A ContentConstraint may have:

  1. Zero or more CubeRegion stored at data_content_region.

  2. Zero or one DataKeySet stored at Constraint.data_content_keys.

Currently, ContentConstraint.to_query_string(), used by Request.get() to validate keys based on a data flow definition, only uses data_content_region, if any. data_content_keys are ignored. None of the data sources supported by pandaSDMX appears to use this latter form.

Formats

The IM provides terms and concepts for data and metadata, but does not specify how that (meta)data is stored or represented. The SDMX standards include multiple ways to store data, in the following formats:

SDMX-ML

Based on eXtensible Markup Language (XML). SDMX-ML provides a complete specification: it can represent every class and property in the IM.

Reference: https://sdmx.org/?page_id=5008

  • An SDMX-ML document contains exactly one Message. See pandaSDMX.message for the different types of Messages and their component parts.

  • See reader.sdmxml.

SDMX-JSON

Based on JavaScript Object Notation (JSON). The SDMX-JSON format is only defined for data, not metadata.

Reference: https://github.com/sdmx-twg/sdmx-json

  • See reader.sdmxjson.

New in version 0.5: Support for SDMX-JSON.

SDMX-CSV

Based on Comma-Separated Value (CSV).
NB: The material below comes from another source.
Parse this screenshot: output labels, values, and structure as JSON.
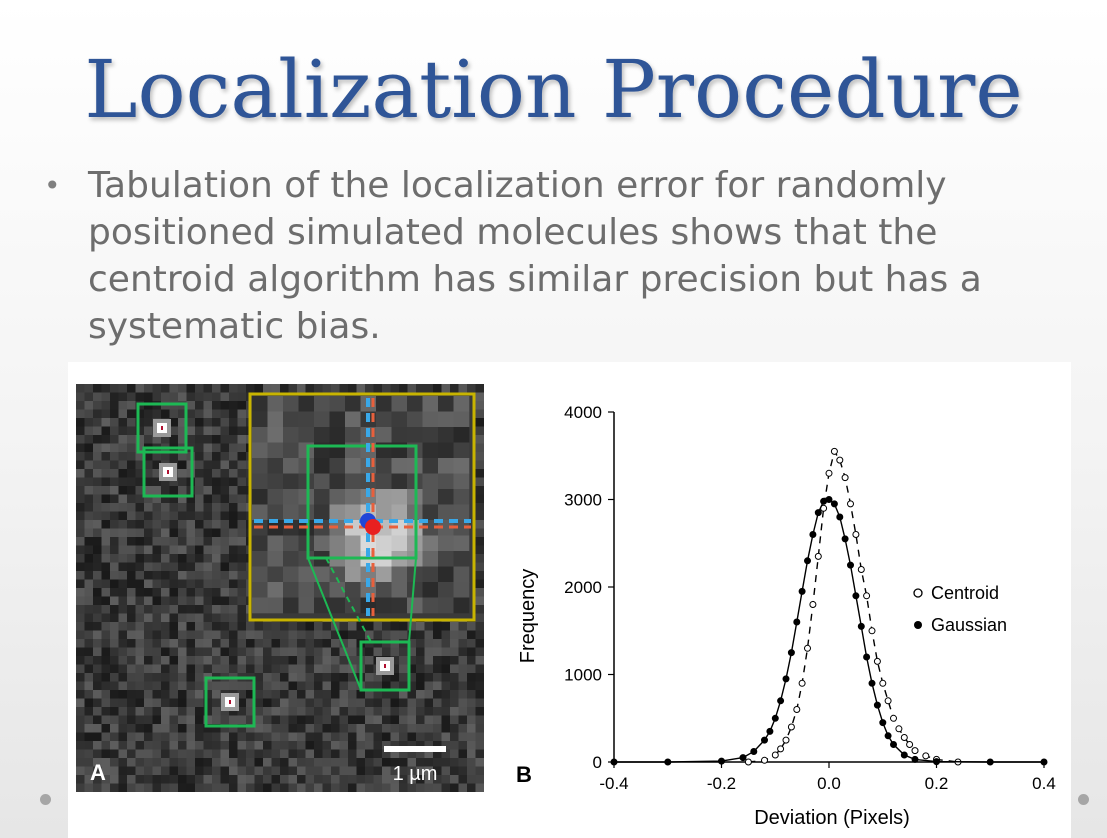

Like SDMX-JSON, the SDMX-CSV format are only defined for data, not metadata.

Reference: https://github.com/sdmx-twg/sdmx-csv

pandaSDMX does not currently support SDMX-CSV.

pandaSDMX:

  • reads all kinds of SDMX-ML and SDMX-JSON messages.
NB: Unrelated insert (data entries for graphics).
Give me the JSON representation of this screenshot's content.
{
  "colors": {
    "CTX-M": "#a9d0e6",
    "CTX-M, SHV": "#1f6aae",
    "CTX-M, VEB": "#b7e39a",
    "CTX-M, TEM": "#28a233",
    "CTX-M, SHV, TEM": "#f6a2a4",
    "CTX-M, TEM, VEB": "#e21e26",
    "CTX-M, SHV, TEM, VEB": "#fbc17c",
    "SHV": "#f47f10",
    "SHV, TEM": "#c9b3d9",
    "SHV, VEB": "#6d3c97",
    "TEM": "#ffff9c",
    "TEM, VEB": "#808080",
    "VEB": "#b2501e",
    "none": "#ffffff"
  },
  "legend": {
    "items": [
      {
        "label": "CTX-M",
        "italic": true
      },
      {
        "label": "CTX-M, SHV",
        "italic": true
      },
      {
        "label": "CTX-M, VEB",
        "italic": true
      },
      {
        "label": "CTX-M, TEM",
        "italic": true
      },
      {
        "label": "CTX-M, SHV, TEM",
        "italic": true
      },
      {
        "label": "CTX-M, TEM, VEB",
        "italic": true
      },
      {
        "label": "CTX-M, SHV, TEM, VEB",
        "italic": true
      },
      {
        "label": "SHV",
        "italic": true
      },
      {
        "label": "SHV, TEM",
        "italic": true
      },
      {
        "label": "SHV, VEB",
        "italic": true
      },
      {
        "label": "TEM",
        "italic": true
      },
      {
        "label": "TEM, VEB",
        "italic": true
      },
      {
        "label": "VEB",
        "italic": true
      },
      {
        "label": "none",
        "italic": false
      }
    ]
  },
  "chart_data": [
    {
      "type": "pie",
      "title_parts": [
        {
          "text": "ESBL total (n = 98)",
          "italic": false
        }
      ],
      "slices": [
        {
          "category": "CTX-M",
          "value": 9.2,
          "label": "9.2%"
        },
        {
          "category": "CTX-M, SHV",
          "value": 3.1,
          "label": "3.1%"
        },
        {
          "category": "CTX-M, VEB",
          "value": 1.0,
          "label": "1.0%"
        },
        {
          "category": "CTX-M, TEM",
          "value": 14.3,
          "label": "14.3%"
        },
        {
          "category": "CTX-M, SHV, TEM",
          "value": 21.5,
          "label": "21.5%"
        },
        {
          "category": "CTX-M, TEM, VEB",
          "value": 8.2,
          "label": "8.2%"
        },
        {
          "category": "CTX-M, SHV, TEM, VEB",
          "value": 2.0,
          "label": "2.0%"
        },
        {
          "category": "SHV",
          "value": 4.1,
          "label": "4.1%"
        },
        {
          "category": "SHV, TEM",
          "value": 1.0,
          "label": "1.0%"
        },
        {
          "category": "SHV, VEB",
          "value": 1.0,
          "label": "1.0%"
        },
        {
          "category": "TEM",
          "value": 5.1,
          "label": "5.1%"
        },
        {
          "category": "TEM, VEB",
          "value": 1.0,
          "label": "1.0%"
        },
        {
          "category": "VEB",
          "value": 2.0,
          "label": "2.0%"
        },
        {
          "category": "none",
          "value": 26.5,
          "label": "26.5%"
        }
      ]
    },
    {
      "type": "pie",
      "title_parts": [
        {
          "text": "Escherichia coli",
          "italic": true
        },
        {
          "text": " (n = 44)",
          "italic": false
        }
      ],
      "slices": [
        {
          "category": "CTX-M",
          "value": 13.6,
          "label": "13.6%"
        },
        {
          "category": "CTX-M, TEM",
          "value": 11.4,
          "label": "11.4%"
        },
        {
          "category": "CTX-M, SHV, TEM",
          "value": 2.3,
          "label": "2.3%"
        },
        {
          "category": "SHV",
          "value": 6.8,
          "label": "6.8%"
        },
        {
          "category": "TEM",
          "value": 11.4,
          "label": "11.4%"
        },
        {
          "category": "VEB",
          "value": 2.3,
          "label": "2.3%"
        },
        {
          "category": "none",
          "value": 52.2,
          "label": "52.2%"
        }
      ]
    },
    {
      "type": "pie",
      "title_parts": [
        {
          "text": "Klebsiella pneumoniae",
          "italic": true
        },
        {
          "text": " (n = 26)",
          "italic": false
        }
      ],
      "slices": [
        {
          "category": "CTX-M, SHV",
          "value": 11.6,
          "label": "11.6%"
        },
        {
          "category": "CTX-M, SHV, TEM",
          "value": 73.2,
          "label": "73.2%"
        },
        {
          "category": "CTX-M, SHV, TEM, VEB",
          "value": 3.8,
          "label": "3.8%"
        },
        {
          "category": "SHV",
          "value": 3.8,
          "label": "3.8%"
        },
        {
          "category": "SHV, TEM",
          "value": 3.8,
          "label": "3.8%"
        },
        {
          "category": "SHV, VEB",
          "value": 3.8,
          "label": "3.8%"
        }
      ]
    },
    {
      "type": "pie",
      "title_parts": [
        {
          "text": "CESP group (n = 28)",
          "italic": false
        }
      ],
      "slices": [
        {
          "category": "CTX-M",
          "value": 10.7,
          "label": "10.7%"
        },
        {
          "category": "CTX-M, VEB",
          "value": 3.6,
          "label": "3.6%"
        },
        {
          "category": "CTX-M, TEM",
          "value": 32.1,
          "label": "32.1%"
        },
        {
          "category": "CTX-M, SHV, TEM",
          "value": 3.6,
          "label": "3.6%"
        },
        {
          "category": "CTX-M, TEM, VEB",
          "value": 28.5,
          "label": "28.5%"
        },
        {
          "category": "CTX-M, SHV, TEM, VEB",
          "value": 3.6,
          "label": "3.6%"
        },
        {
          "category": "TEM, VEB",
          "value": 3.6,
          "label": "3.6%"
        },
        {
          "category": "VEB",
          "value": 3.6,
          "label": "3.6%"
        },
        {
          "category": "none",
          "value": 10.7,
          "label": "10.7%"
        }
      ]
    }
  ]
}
  • contains, in the tests/data/ source directory, specimens of messages in both data formats. These are used by the test suite to check that the code functions as intended, but can also be viewed to understand the data formats.

Web services

The SDMX standards describe both RESTful and SOAP web service APIs. See Resources for the SDMG Technical Working Group’s specification of the REST API. The Eurostat and ECB help materials provide descriptions and examples of HTTP using URLs, parameters and headers to construct queries.

pandaSDMX supports:

  • REST web services, i.e. not SOAP services;

  • Data retrieved in SDMX version 2.1 formats. Some existing services offer a parameter to select SDMX 2.1 or 2.0 format; pandaSDMX does not support the latter. Other services only provide SDMX 2.0-formatted data; these cannot be used with pandaSDMX.

Request constructs valid URLs and automatically add some parameter and header values. These can be overridden; see Request.get(). In some cases, Request will make an additional query to fetch metadata and validate a query.

pandasdmx.Source and its subclasses handle idiosyncrasies of the web services operated by different agencies, such as:

  • parameters or headers that are not supported, or must take very specific, non-standard values, or

  • unusual ways of returning data.

For data sources that support it, pandaSDMX automatically adds the HTTP header Accept: application/vnd.sdmx.structurespecificdata+xml; when the dsd argument is provided to Request.get().

See Data sources and the source code for the details for each data source.